Drugs developed to treat AIDS and HIV could offer hope to patients diagnosed with the most common form of primary brain tumour.
The breakthrough, co-funded by the charity Brain Tumour Research, is significant because, if further research is conclusive, the anti-retroviral drugs could be prescribed for patients diagnosed with meningioma and acoustic neuroma brain tumours (also known as schwannoma).
More effective approaches are urgently needed as there are very few treatment options for these tumour types which frequently return following surgery and radiotherapy.
Meningioma is the most common form of primary brain tumour. Mostly low-grade, it can become cancerous over time, and develops from cells located in the meninges which protect the brain and spinal cord. Acoustic neuroma is a different type of low-grade, or non-cancerous brain tumour, which develops in nerve-protecting cells called Schwann cells. Both tumours may occur spontaneously, usually in adulthood, or in the hereditary disease Neurofibromatosis type 2 (NF2) in childhood/early adolescence.

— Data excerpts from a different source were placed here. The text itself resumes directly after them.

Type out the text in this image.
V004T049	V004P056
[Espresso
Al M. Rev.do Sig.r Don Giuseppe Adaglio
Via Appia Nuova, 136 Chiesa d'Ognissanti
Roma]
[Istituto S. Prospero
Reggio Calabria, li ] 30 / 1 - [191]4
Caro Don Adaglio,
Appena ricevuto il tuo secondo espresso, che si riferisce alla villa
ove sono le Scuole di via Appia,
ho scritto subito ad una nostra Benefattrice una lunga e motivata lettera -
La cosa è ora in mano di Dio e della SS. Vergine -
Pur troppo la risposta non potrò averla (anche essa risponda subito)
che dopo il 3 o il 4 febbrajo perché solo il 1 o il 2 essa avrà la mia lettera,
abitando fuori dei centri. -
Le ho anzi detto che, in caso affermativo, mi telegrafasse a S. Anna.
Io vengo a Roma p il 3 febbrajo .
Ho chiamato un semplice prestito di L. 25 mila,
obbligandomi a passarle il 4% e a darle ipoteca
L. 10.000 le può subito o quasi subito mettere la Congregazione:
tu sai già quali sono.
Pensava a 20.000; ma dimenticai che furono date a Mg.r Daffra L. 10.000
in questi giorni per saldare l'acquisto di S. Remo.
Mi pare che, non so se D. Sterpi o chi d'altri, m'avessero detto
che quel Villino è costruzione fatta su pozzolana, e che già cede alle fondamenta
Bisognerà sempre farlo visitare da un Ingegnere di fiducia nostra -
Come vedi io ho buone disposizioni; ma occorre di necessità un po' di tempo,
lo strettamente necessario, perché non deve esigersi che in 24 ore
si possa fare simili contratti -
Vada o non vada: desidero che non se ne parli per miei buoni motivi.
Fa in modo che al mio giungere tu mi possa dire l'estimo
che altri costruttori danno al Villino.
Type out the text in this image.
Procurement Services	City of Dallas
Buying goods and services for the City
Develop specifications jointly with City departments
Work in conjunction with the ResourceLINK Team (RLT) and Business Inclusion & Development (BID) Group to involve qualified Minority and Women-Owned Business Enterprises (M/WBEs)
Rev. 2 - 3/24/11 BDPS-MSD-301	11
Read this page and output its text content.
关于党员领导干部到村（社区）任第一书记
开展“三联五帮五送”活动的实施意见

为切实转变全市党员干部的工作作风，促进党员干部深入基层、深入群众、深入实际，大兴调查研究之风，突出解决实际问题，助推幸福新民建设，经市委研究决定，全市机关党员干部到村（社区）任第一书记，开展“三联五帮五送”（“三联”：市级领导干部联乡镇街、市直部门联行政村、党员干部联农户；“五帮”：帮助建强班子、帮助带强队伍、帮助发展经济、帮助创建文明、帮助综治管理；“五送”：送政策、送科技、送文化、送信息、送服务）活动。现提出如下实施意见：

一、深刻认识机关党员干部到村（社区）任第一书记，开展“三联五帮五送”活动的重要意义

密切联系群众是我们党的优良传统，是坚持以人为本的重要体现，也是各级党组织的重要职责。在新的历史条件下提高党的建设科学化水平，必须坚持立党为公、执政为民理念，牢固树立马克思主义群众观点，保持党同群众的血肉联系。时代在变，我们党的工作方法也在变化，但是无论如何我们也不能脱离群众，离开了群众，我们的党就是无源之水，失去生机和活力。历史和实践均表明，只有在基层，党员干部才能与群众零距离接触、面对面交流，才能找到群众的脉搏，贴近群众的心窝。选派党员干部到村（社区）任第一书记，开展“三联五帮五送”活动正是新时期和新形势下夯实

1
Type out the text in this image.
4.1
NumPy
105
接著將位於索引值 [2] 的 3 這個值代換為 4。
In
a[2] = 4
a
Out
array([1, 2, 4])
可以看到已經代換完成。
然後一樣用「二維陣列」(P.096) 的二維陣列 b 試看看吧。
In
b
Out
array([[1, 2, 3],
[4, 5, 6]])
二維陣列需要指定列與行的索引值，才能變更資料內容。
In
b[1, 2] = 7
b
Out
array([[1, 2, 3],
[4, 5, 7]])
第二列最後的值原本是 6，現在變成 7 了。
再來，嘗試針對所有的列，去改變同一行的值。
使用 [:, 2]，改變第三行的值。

Researchers at the Brain Tumour Research Centre at the University of Plymouth have shown previously that a tumour suppressor, named Merlin, contributes to the development of meningioma, acoustic neuroma and ependymoma tumours. It can also contribute to neurofibromatosis type 2 (NF2). Tumour suppressor genes play important roles in normal cells by controlling division or repairing errors in DNA. However, when tumour suppressors do not work properly or are absent, cells can grow out of control, leading to cancer.
In this latest study Dr Sylwia Ammoun, Senior Research Fellow, and her collaborator, Dr Robert Belshaw investigated the role that specific sections of our DNA play in tumour development. Named ‘endogenous retrovirus HERV-K’, these sections of DNA are relics of ancient infections that affected our primate ancestors, which have become stable elements of human DNA.